Sur la distribution de masques : un effort global de production et de mise à disposition est en cours, après une mise en marche tardive, et qui doit bénéficier en premier lieu aux professionnels de santé. De la même manière, l’État a adopté une stratégie de dépistages massifs, mais les capacités, qui doivent augmenter rapidement, sont encore limitées, et les priorités établies par l’État ne vont pas vers les personnes pour le compte desquelles les associations requérantes agissent. Dans la logique du défendeur, lui enjoindre de procéder à des dépistages dans les centres d’hébergement contrarierait la stratégie de dépistage en cours d’élaboration et serait, par suite, susceptible de ralentir la sortie de la crise sanitaire actuelle.

Sur la question spécifique de la procédure d’asile, l’administration rappelle que les procédures ne sont pas toutes arrêtées, puisque 1 027 demandes, les plus urgentes, ont été enregistrées entre le 16 et le 31 mars (contre 5 000 dans la première moitié du mois).
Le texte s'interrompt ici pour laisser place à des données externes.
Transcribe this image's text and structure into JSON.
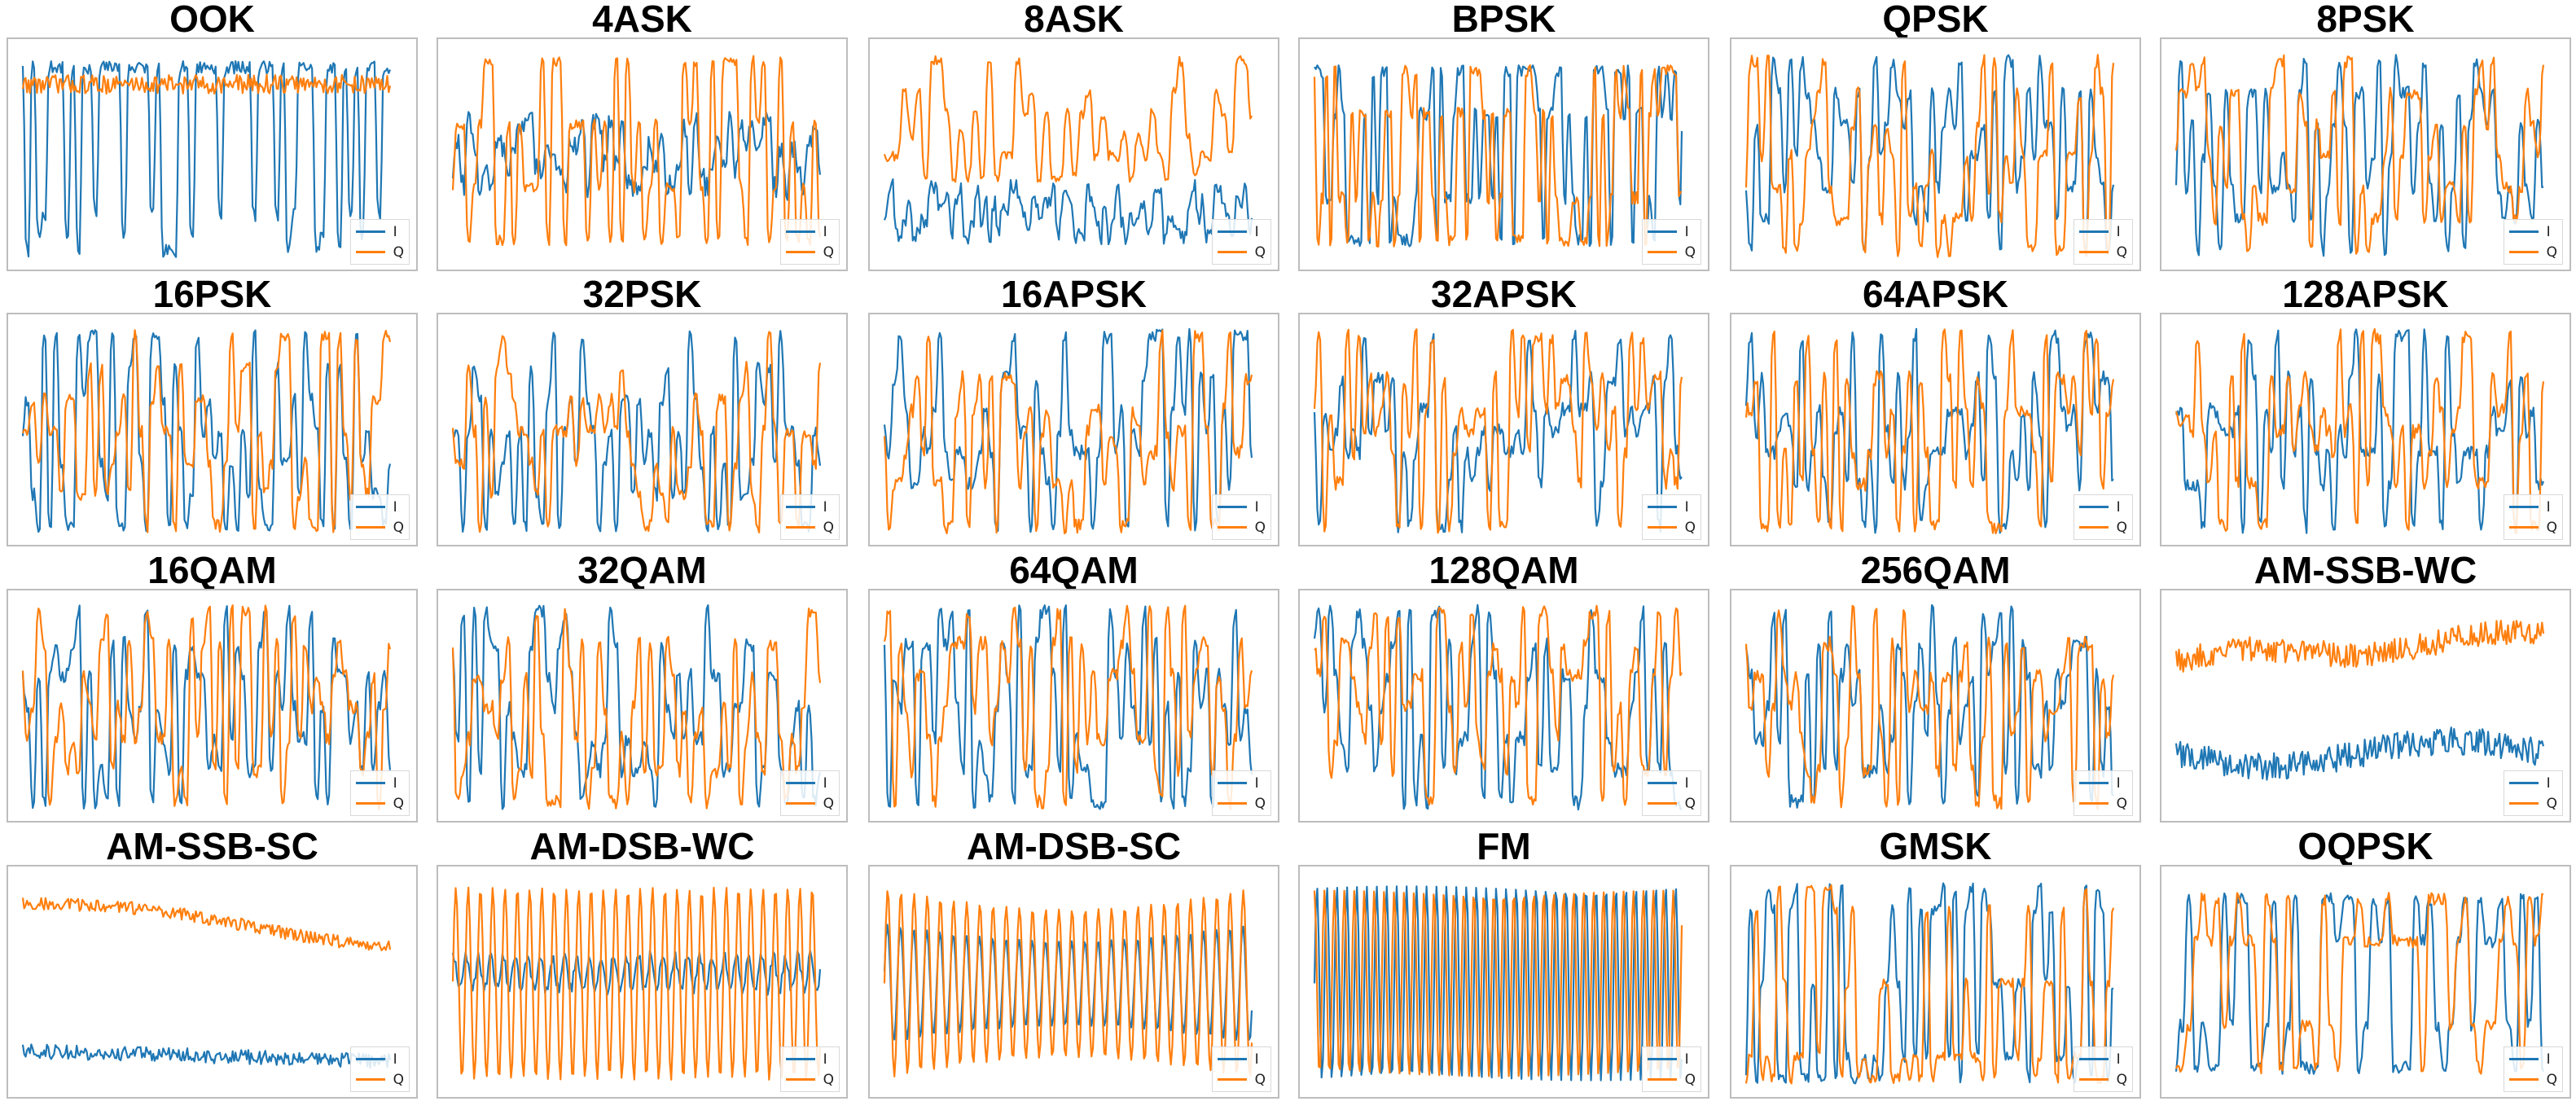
{
  "colors": {
    "I": "#1f77b4",
    "Q": "#ff7f0e",
    "frame": "#bdbdbd"
  },
  "legend": {
    "labels": [
      "I",
      "Q"
    ]
  },
  "chart_data": [
    {
      "type": "line",
      "title": "OOK",
      "series": [
        {
          "name": "I",
          "pattern": "ook_i"
        },
        {
          "name": "Q",
          "pattern": "ook_q"
        }
      ]
    },
    {
      "type": "line",
      "title": "4ASK",
      "series": [
        {
          "name": "I",
          "pattern": "ask_i"
        },
        {
          "name": "Q",
          "pattern": "ask_q"
        }
      ]
    },
    {
      "type": "line",
      "title": "8ASK",
      "series": [
        {
          "name": "I",
          "pattern": "ask8_i"
        },
        {
          "name": "Q",
          "pattern": "ask8_q"
        }
      ]
    },
    {
      "type": "line",
      "title": "BPSK",
      "series": [
        {
          "name": "I",
          "pattern": "bpsk"
        },
        {
          "name": "Q",
          "pattern": "bpsk"
        }
      ]
    },
    {
      "type": "line",
      "title": "QPSK",
      "series": [
        {
          "name": "I",
          "pattern": "psk"
        },
        {
          "name": "Q",
          "pattern": "psk"
        }
      ]
    },
    {
      "type": "line",
      "title": "8PSK",
      "series": [
        {
          "name": "I",
          "pattern": "psk"
        },
        {
          "name": "Q",
          "pattern": "psk"
        }
      ]
    },
    {
      "type": "line",
      "title": "16PSK",
      "series": [
        {
          "name": "I",
          "pattern": "psk"
        },
        {
          "name": "Q",
          "pattern": "psk"
        }
      ]
    },
    {
      "type": "line",
      "title": "32PSK",
      "series": [
        {
          "name": "I",
          "pattern": "psk"
        },
        {
          "name": "Q",
          "pattern": "psk"
        }
      ]
    },
    {
      "type": "line",
      "title": "16APSK",
      "series": [
        {
          "name": "I",
          "pattern": "apsk"
        },
        {
          "name": "Q",
          "pattern": "apsk"
        }
      ]
    },
    {
      "type": "line",
      "title": "32APSK",
      "series": [
        {
          "name": "I",
          "pattern": "apsk"
        },
        {
          "name": "Q",
          "pattern": "apsk"
        }
      ]
    },
    {
      "type": "line",
      "title": "64APSK",
      "series": [
        {
          "name": "I",
          "pattern": "apsk"
        },
        {
          "name": "Q",
          "pattern": "apsk"
        }
      ]
    },
    {
      "type": "line",
      "title": "128APSK",
      "series": [
        {
          "name": "I",
          "pattern": "apsk"
        },
        {
          "name": "Q",
          "pattern": "apsk"
        }
      ]
    },
    {
      "type": "line",
      "title": "16QAM",
      "series": [
        {
          "name": "I",
          "pattern": "qam"
        },
        {
          "name": "Q",
          "pattern": "qam"
        }
      ]
    },
    {
      "type": "line",
      "title": "32QAM",
      "series": [
        {
          "name": "I",
          "pattern": "qam"
        },
        {
          "name": "Q",
          "pattern": "qam"
        }
      ]
    },
    {
      "type": "line",
      "title": "64QAM",
      "series": [
        {
          "name": "I",
          "pattern": "qam"
        },
        {
          "name": "Q",
          "pattern": "qam"
        }
      ]
    },
    {
      "type": "line",
      "title": "128QAM",
      "series": [
        {
          "name": "I",
          "pattern": "qam"
        },
        {
          "name": "Q",
          "pattern": "qam"
        }
      ]
    },
    {
      "type": "line",
      "title": "256QAM",
      "series": [
        {
          "name": "I",
          "pattern": "qam"
        },
        {
          "name": "Q",
          "pattern": "qam"
        }
      ]
    },
    {
      "type": "line",
      "title": "AM-SSB-WC",
      "series": [
        {
          "name": "I",
          "pattern": "ssbwc_i"
        },
        {
          "name": "Q",
          "pattern": "ssbwc_q"
        }
      ]
    },
    {
      "type": "line",
      "title": "AM-SSB-SC",
      "series": [
        {
          "name": "I",
          "pattern": "ssbsc_i"
        },
        {
          "name": "Q",
          "pattern": "ssbsc_q"
        }
      ]
    },
    {
      "type": "line",
      "title": "AM-DSB-WC",
      "series": [
        {
          "name": "I",
          "pattern": "dsbwc_i"
        },
        {
          "name": "Q",
          "pattern": "dsbwc_q"
        }
      ]
    },
    {
      "type": "line",
      "title": "AM-DSB-SC",
      "series": [
        {
          "name": "I",
          "pattern": "dsbsc_i"
        },
        {
          "name": "Q",
          "pattern": "dsbsc_q"
        }
      ]
    },
    {
      "type": "line",
      "title": "FM",
      "series": [
        {
          "name": "I",
          "pattern": "fm_i"
        },
        {
          "name": "Q",
          "pattern": "fm_q"
        }
      ]
    },
    {
      "type": "line",
      "title": "GMSK",
      "series": [
        {
          "name": "I",
          "pattern": "gmsk"
        },
        {
          "name": "Q",
          "pattern": "gmsk"
        }
      ]
    },
    {
      "type": "line",
      "title": "OQPSK",
      "series": [
        {
          "name": "I",
          "pattern": "oqpsk"
        },
        {
          "name": "Q",
          "pattern": "oqpsk"
        }
      ]
    }
  ]
}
La mise en place de procédures dématérialisées relève de l’impossible, selon elle, puisqu’il ne serait pas possible de procéder à un relevé d’empreintes digitales, et, partant, de respecter le droit européen en la matière, notamment le règlement Dublin qui impose à un tel relevé. En réplique à cela, les associations requérantes rappellent que le Portugal a fait le choix de procéder à la régularisation provisoire de l’ensemble des personnes qui en avaient fait la demande afin de leur permettre un accès élargi aux soins et aux droits sociaux pendant toute la durée de l’épidémie, et suggère que l’État français pourrait s’en inspirer.
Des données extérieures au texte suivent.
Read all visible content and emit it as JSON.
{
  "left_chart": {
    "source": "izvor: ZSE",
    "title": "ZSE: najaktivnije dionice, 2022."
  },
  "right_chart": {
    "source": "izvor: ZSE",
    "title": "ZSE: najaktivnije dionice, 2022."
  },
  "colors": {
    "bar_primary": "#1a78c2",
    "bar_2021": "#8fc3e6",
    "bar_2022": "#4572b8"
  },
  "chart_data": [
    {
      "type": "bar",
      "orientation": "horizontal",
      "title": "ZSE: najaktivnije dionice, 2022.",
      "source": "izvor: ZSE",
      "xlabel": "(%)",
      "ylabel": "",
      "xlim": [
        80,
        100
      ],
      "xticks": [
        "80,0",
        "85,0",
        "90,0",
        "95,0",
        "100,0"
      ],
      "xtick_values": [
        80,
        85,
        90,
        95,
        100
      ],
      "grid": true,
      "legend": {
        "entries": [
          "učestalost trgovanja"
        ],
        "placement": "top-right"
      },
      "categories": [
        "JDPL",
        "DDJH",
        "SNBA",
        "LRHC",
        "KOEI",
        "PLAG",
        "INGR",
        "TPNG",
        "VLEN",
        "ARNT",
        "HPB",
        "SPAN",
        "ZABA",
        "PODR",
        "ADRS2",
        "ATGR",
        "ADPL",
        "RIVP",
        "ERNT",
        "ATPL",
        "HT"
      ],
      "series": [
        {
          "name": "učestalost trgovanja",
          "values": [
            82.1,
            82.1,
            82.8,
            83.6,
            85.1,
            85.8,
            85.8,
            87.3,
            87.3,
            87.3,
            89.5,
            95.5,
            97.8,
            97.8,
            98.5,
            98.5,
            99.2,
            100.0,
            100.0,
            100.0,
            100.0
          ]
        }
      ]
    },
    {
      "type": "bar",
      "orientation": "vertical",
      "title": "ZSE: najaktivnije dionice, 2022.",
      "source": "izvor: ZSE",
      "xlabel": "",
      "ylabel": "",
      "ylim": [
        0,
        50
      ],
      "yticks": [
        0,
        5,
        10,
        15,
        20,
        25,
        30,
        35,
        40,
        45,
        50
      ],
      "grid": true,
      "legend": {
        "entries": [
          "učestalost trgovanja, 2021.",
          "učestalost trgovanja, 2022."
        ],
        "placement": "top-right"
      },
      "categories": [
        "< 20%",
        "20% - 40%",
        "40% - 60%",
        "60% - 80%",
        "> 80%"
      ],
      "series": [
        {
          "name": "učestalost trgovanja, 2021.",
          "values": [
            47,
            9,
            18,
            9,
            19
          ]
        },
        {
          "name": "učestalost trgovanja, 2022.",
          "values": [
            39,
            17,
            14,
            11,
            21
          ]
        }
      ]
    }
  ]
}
« L’État est souvent tenté de mettre en avant le manque de moyens pour expliquer ses carences, mais dans la situation actuelle, l’arbitrage doit se faire au profit des droits fondamentaux », estimait Me Vincent Brengarth, qui représente les associations, avant le rendu de la décision.

L’instruction de l’instance a été clôturée jeudi 9 avril à midi. 

 

 

Une QPC sur la loi instituant l’état d’urgence sanitaire

Dans le cadre de cette instance, les requérantes ont déposé une question prioritaire de constitutionnalité (QPC). La question est la suivante : le législateur, en autorisant le pouvoir exécutif à prendre des mesures restrictives de libertés, dont la possibilité d’interdire aux personnes de sortir de leur domicile, ne prévoyant aucune disposition de nature à protéger les personnes vulnérables et en portant ainsi atteinte à la sauvegarde de la dignité de la personne et au principe de fraternité, méconnaît-il l’article 34 de la Constitution ?
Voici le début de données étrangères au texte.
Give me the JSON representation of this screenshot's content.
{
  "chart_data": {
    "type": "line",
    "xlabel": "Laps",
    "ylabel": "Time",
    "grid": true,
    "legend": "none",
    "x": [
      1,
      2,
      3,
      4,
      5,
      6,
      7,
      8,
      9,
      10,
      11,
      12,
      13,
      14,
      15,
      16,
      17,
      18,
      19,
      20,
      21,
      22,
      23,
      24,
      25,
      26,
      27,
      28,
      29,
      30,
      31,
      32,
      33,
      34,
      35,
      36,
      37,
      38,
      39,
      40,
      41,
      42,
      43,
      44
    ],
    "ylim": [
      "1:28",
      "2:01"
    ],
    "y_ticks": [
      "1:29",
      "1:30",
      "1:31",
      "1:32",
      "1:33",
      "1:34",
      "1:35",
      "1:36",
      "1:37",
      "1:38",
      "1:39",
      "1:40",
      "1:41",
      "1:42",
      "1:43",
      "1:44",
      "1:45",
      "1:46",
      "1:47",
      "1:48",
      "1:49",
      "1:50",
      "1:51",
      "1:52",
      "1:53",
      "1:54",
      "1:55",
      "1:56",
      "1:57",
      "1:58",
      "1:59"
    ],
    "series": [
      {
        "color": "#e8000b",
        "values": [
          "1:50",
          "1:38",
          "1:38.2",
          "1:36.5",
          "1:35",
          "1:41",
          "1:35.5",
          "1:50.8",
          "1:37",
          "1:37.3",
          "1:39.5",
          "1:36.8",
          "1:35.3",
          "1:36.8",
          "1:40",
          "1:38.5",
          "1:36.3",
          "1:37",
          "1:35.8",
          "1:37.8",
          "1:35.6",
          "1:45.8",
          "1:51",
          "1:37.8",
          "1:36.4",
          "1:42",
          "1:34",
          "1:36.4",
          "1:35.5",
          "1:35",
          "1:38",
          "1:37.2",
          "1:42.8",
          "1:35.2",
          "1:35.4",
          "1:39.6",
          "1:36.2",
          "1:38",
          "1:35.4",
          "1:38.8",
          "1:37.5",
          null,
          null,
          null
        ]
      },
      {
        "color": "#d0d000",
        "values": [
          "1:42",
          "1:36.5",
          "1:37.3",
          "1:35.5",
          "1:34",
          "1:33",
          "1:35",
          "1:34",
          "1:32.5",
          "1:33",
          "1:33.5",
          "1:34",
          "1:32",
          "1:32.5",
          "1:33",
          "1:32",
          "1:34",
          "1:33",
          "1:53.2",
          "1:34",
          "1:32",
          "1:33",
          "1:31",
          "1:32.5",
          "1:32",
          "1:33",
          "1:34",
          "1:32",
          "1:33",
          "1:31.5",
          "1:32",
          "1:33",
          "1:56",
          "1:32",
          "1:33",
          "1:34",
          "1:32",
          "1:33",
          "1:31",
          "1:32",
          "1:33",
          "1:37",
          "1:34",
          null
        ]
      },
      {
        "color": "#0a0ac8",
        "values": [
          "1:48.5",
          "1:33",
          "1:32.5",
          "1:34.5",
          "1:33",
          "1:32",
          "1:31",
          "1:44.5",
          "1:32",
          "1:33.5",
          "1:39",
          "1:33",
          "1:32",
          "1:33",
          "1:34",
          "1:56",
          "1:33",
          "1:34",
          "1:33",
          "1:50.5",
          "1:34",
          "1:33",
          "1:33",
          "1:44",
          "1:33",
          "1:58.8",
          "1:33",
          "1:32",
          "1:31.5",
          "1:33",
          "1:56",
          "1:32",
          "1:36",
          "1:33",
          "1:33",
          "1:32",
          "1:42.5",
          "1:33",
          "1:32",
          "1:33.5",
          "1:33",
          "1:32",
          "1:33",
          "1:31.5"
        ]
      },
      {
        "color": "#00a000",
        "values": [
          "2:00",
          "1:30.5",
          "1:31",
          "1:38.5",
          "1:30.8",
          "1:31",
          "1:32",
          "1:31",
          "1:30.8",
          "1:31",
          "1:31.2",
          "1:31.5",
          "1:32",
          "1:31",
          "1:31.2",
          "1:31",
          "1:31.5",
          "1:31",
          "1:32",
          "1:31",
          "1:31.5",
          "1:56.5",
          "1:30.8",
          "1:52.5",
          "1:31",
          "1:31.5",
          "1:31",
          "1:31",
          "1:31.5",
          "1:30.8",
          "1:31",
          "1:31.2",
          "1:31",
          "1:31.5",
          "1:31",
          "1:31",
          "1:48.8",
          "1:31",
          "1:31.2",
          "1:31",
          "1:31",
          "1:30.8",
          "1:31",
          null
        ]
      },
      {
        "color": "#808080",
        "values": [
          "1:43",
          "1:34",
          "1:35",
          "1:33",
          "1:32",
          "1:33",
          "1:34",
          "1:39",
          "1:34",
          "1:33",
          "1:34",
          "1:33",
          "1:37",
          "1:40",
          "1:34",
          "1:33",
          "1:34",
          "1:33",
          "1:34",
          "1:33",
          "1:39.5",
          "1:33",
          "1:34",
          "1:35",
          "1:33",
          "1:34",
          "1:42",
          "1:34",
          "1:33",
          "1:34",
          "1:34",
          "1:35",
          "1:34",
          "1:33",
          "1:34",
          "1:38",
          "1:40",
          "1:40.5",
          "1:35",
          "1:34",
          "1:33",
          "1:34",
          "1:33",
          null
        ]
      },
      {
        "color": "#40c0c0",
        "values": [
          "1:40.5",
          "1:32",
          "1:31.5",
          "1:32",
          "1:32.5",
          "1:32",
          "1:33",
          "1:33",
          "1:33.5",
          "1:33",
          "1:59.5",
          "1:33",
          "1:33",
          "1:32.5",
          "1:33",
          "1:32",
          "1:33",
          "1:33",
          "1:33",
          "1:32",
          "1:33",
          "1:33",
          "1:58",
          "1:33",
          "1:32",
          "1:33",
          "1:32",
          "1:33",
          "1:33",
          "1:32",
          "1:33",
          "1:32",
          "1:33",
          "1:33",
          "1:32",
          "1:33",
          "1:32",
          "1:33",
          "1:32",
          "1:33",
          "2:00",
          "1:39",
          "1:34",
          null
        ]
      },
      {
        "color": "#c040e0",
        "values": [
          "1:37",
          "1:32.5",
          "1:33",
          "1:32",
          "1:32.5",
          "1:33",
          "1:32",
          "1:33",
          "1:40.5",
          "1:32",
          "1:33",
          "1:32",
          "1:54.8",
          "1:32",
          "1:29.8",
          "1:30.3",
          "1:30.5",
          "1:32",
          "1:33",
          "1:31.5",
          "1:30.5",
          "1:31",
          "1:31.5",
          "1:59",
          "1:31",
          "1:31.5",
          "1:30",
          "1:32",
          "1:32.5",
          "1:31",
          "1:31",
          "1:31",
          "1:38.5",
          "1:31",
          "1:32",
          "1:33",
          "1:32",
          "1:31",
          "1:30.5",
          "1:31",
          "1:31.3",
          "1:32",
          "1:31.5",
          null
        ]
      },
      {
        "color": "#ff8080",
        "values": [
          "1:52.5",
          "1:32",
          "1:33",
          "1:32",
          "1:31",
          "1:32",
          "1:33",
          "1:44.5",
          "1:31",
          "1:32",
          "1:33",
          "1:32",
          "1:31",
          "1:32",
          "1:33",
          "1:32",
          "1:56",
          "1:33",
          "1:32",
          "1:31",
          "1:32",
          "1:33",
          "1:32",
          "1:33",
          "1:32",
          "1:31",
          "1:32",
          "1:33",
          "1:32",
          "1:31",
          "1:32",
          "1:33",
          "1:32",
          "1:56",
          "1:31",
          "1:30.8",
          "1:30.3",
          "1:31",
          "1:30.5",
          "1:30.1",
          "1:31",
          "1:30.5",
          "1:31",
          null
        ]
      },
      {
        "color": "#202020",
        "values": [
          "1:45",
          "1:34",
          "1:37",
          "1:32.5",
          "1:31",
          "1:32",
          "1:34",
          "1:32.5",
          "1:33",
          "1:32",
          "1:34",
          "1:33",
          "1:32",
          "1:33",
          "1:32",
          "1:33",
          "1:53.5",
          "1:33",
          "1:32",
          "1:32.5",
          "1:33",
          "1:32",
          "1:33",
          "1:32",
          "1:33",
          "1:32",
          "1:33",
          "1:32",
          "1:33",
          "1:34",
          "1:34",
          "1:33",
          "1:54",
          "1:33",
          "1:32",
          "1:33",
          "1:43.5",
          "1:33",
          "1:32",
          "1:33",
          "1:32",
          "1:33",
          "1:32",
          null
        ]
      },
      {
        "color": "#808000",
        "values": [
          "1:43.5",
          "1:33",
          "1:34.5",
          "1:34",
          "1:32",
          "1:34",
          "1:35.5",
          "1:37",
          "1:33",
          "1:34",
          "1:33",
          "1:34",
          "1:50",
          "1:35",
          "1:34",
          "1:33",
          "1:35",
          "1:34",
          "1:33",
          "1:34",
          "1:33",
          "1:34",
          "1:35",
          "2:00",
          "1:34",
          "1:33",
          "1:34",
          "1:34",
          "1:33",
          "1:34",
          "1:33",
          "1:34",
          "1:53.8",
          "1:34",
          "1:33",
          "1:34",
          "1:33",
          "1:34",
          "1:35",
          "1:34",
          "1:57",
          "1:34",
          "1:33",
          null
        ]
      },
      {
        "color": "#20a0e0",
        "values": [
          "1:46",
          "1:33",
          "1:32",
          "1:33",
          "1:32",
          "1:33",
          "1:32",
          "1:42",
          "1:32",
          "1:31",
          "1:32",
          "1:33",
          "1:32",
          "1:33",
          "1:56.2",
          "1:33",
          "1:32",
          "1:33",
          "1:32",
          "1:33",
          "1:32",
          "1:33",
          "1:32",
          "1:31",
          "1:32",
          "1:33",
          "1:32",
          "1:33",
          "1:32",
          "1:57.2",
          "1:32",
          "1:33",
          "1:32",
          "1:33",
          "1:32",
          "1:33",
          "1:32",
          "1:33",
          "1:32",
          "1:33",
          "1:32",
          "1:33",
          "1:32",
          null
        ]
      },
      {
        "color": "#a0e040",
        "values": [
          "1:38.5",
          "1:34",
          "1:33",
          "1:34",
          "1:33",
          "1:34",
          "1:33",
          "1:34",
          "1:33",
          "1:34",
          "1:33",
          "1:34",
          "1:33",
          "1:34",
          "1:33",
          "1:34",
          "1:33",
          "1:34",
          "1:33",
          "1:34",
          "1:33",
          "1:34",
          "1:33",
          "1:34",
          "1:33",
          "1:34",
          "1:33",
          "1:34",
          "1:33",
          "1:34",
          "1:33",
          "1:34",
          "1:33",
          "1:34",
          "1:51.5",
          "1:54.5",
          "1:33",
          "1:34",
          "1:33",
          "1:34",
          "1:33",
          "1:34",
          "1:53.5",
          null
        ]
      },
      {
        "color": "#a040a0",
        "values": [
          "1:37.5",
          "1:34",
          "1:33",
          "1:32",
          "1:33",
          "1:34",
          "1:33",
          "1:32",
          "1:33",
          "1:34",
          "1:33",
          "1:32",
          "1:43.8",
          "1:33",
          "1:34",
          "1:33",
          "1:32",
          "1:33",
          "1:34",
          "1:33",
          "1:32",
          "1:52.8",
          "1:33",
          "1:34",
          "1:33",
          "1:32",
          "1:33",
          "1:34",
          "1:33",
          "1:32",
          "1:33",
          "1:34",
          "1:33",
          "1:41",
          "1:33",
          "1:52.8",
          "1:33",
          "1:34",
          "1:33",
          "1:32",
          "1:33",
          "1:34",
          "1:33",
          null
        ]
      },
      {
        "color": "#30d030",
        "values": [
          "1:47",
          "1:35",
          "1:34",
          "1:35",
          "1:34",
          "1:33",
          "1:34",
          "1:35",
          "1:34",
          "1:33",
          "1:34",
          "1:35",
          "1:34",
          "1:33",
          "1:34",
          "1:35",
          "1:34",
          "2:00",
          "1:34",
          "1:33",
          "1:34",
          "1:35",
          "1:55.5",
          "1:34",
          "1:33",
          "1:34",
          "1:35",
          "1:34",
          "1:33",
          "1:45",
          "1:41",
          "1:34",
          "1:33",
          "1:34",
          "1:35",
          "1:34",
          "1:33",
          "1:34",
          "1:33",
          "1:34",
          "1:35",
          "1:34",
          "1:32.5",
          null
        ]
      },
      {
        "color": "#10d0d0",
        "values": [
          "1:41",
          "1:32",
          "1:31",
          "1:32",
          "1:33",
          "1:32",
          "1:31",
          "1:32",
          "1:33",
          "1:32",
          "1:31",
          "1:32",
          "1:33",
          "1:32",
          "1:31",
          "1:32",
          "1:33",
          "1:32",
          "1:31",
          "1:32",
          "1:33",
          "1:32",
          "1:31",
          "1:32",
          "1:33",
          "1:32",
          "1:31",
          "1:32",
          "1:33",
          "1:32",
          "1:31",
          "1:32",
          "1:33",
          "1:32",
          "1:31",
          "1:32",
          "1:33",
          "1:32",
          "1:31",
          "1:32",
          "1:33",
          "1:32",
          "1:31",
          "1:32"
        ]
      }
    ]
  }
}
Les requérants estimaient que la loi devrait fixer un cadre rappelant aux services de l’administration leur devoir de protection des personnes les plus vulnérables, et les moyens exorbitants dont ils disposent pour mettre ce devoir en pratique. En l’absence de cadre général défini par la loi, l’arbitrage des situations concrètes revient aux services décentralisés et déconcentrés de l’État. « Or ces administrations ne sont pas toujours guidées par des considérations liées à la protection des droits fondamentaux des personnes les plus vulnérables », estime Me Vincent Brengarth, le conseil des associations requérantes.